TRIBUNNEWS.COM - Advokat Syamsul Jahidin dan Ratih Mutiara Louk Fanggi mengajukan permohonan pengujian materiil terhadap pasal pada Undang-Undang TNI (UU TNI) ke Mahkamah Konstitusi (MK).

Tepatnya Pasal 47 ayat (1) Undang-Undang Nomor 3 Tahun 2025 tentang Perubahan atas Undang-Undang Nomor 34 Tahun 2004 tentang Tentara Nasional Indonesia.

Isi dari pasal tersebut memperbolehkan prajurit TNI aktif menduduki jabatan di berbagai instansi sipil strategis tanpa harus mengundurkan diri atau pensiun.

Mereka menilai ketentuan tersebut membuka celah bagi prajurit TNI aktif untuk menduduki jabatan strategis di instansi sipil tanpa harus mengundurkan diri atau pensiun dari dinas militer.

Hal ini dianggap bertentangan dengan prinsip negara hukum sebagaimana diatur dalam Pasal 1 ayat (3) UUD 1945, serta mengancam supremasi sipil yang menjadi fondasi sistem demokrasi pascareformasi.

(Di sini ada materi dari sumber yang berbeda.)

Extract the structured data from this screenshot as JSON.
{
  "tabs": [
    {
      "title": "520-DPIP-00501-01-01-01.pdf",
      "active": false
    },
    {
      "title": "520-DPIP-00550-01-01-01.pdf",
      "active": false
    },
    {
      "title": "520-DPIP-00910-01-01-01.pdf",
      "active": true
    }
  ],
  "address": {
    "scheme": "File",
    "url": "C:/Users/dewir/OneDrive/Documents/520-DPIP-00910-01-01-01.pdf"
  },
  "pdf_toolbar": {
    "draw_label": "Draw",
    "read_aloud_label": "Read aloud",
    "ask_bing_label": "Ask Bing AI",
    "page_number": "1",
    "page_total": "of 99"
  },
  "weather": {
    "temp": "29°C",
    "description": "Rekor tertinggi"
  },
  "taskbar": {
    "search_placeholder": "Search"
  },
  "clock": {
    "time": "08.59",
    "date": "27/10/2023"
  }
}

Dalam permohonannya, Syamsul dan Ratih menyoroti ambiguitas norma yang dinilai berpotensi disalahgunakan oleh penguasa, menimbulkan tumpang tindih yurisdiksi hukum, dan melemahkan prinsip checks and balances.

"Kami memiliki tanggung jawab moral untuk mengawal dan memastikan bahwa setiap norma hukum yang berlaku tidak bertentangan dengan prinsip negara hukum, yang menjadi dasar terciptanya rasa keadilan, kepastian hukum, serta tegaknya supremasi hukum dan supremasi sipil," jelasnya kepada Tribunnews, pada Selasa (4/11/2025).

Syamsul dan Ratih juga mengutip Tap MPR Nomor VII/MPR/2000 yang secara tegas menyatakan bahwa prajurit TNI hanya dapat menduduki jabatan sipil setelah mengundurkan diri atau pensiun. 

Ketentuan Pasal 47 ayat (1) dinilai bertentangan dengan ketetapan tersebut dan berisiko menghidupkan kembali praktik dwifungsi militer yang telah ditolak oleh gerakan reformasi 1998.

Lebih lanjut, para pemohon menilai keberadaan prajurit aktif dalam jabatan sipil dapat mengganggu transparansi, akuntabilitas publik, dan netralitas militer.

Keduanya juga menyoroti kasus konkret di era pemerintahan Presiden Prabowo Subianto dan Wakil Presiden Gibran Rakabuming Raka, di mana sejumlah jabatan sipil telah diisi oleh prajurit TNI aktif.

Baca juga: 26 Organisasi Gugat Pasal OMSP, Soal Perbantuan Pemda, dan Peradilan Militer dalam UU TNI ke MK

Kondisi ini dinilai menciptakan ketidakpastian hukum dan ketidakadilan bagi warga sipil yang memiliki kualifikasi serupa.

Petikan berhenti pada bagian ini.